The tyranny of the minority

Everyone wants pepperoni except for the one person who hates pepperoni. So you don’t get pepperoni, because nobody else cares enough to tell that one person to shove it.

Everyone wants to try switching to 3-week sprints except for that one person who thinks 3 weeks is way too long. So you stick with 2-week sprints, because nobody else cares enough to tell that one person to shove it.

Interesting how we give that one noisy dissenter so much power. Human politeness is a powerful motivator. We choose to make a large group of people slightly unhappier to prevent a small group (or even a single person) from being significantly unhappier.

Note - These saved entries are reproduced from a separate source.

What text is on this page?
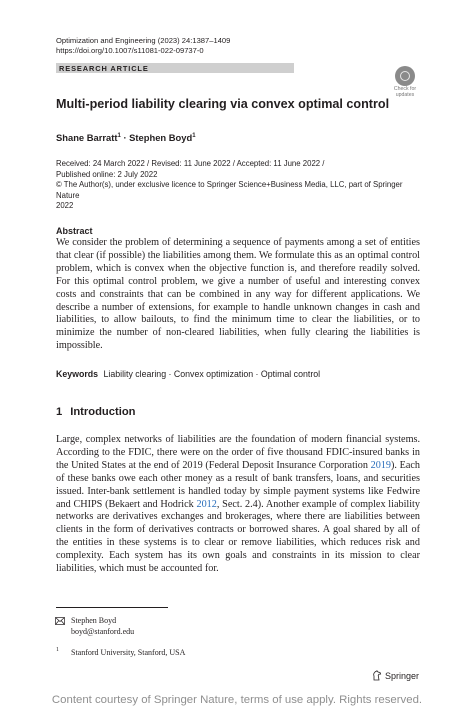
Optimization and Engineering (2023) 24:1387–1409
https://doi.org/10.1007/s11081-022-09737-0
RESEARCH ARTICLE
Check for
updates
Multi-period liability clearing via convex optimal control
Shane Barratt$^1$ · Stephen Boyd$^1$
Received: 24 March 2022 / Revised: 11 June 2022 / Accepted: 11 June 2022 /
Published online: 2 July 2022
© The Author(s), under exclusive licence to Springer Science+Business Media, LLC, part of Springer Nature
2022
Abstract
We consider the problem of determining a sequence of payments among a set of entities that clear (if possible) the liabilities among them. We formulate this as an optimal control problem, which is convex when the objective function is, and therefore readily solved. For this optimal control problem, we give a number of useful and interesting convex costs and constraints that can be combined in any way for different applications. We describe a number of extensions, for example to handle unknown changes in cash and liabilities, to allow bailouts, to find the minimum time to clear the liabilities, or to minimize the number of non-cleared liabilities, when fully clearing the liabilities is impossible.
Keywords Liability clearing · Convex optimization · Optimal control
1 Introduction
Large, complex networks of liabilities are the foundation of modern financial systems. According to the FDIC, there were on the order of five thousand FDIC-insured banks in the United States at the end of 2019 (Federal Deposit Insurance Corporation 2019). Each of these banks owe each other money as a result of bank transfers, loans, and securities issued. Inter-bank settlement is handled today by simple payment systems like Fedwire and CHIPS (Bekaert and Hodrick 2012, Sect. 2.4). Another example of complex liability networks are derivatives exchanges and brokerages, where there are liabilities between clients in the form of derivatives contracts or borrowed shares. A goal shared by all of the entities in these systems is to clear or remove liabilities, which reduces risk and complexity. Each system has its own goals and constraints in its mission to clear liabilities, which must be accounted for.
Stephen Boyd
boyd@stanford.edu
1 Stanford University, Stanford, USA
Springer
Content courtesy of Springer Nature, terms of use apply. Rights reserved.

The majority doesn’t care enough to tell the minority to deal with it, so the minority gets veto power. I recently heard this called the tyranny of the minority, but that seems harsh. It reminds me of one of my all-time favorite quotes:

The reasonable man adapts himself to the world: the unreasonable one persists in trying to adapt the world to himself. Therefore all progress depends on the unreasonable man.

George Bernard Shaw

Is it tyranny to be “unreasonable”? No. It’s necessary. The quality that makes a person put their foot down about pizza toppings is the same quality that drives progress.

What is that quality? Grit? Stubbornness? Determination? Vision? Courage? All of those?